SZ-Bericht zu "Ein Boot in der Küche"

Vom tieferen Sinn des Unsinns

Dramatischer Verein feiert mit "Ein Boot in der Küche" Premiere im Komödienhaus

Die jüngste Produktion des Dramatischen Vereins überschreitet Grenzen, verwundert, provoziert und amüsiert. Das in einer Gemeinschaftsproduktion mit dem Berliner Theater „Zentrifuge“ entstandene „szenisch-choreografische Skizzenbuch von Möbeln und Menschen“, inspiriert von der 2007 verstorbenen Biberacher Malerin und Zeichnerin Romane Holderried Kaesdorf, berührt und bewegt. Wer bisher dachte, ein Stuhl sei ein Stuhl, wurde schnell eines Besseren belehrt: Er kann neben vielem anderen auch einen S-Bus darstellen oder eben „Ein Boot in der Küche“.

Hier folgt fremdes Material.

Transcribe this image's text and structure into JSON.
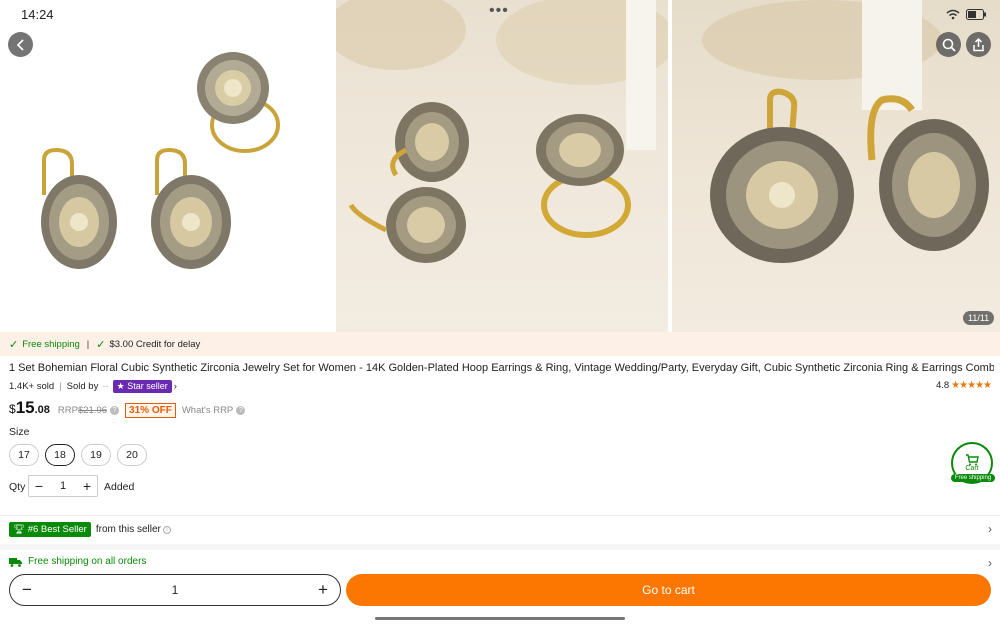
{
  "status_bar": {
    "time": "14:24"
  },
  "gallery": {
    "counter": "11/11"
  },
  "shipping_banner": {
    "free_shipping": "Free shipping",
    "separator": "|",
    "credit": "$3.00 Credit for delay"
  },
  "product": {
    "title": "1 Set Bohemian Floral Cubic Synthetic Zirconia Jewelry Set for Women - 14K Golden-Plated Hoop Earrings & Ring, Vintage Wedding/Party, Everyday Gift, Cubic Synthetic Zirconia Ring & Earrings Combo (No)",
    "sold": "1.4K+ sold",
    "sold_by": "Sold by",
    "seller_dash": "--",
    "star_seller": "Star seller",
    "rating": "4.8",
    "rating_stars": 5
  },
  "price": {
    "currency": "$",
    "whole": "15",
    "decimal": ".08",
    "rrp_label": "RRP",
    "rrp_value": "$21.96",
    "discount": "31% OFF",
    "whats_rrp": "What's RRP"
  },
  "size": {
    "label": "Size",
    "options": [
      "17",
      "18",
      "19",
      "20"
    ],
    "selected": "18"
  },
  "qty": {
    "label": "Qty",
    "value": "1",
    "added": "Added"
  },
  "best_seller": {
    "badge": "#6 Best Seller",
    "text": "from this seller"
  },
  "free_shipping_all": "Free shipping on all orders",
  "floating_cart": {
    "label": "Cart",
    "badge": "Free shipping"
  },
  "bottom_bar": {
    "qty": "1",
    "go_to_cart": "Go to cart"
  },
  "colors": {
    "accent": "#fb7701",
    "green": "#0a8a0a",
    "star_seller": "#6b2bb0"
  }
}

Bei der gefeierten Premiere im Komödienhaus unter der gemeinsamen Regie von Martha Freier (Berlin) und Thomas Laengerer (Biberach) war so ziemlich alles anders als gewohnt. Das Publikum saß auf der tribünenartig erweiterten Bühne, die Akteure nutzten den gesamten Zuschauerraum als Spielfläche. Von vielen eifrig smalltalkenden Besuchern fast unbemerkt begann die Vorstellung bereits einige Minuten vor der offiziellen Zeit. In theatralischer Kontemplation betrachteten die Mitglieder des Ensembles zu improvisiert wirkender Kontrabassbegleitung (Carmelo Leotta) in einem „Vorspiel“ die ausgestellten Originale der Künstlerin (vom Braith-Mali-Museum zur Verfügung gestellt) mit „gleichermaßen alltäglichen wie aberwitzig und bizarren“ Sujets. Die elf Mimen des gemischten Ensembles stellten die verdrehten Skizzen und Gestalten von Romane szenisch nach und schlugen so die Brücke zu den 16 folgenden Spielszenen.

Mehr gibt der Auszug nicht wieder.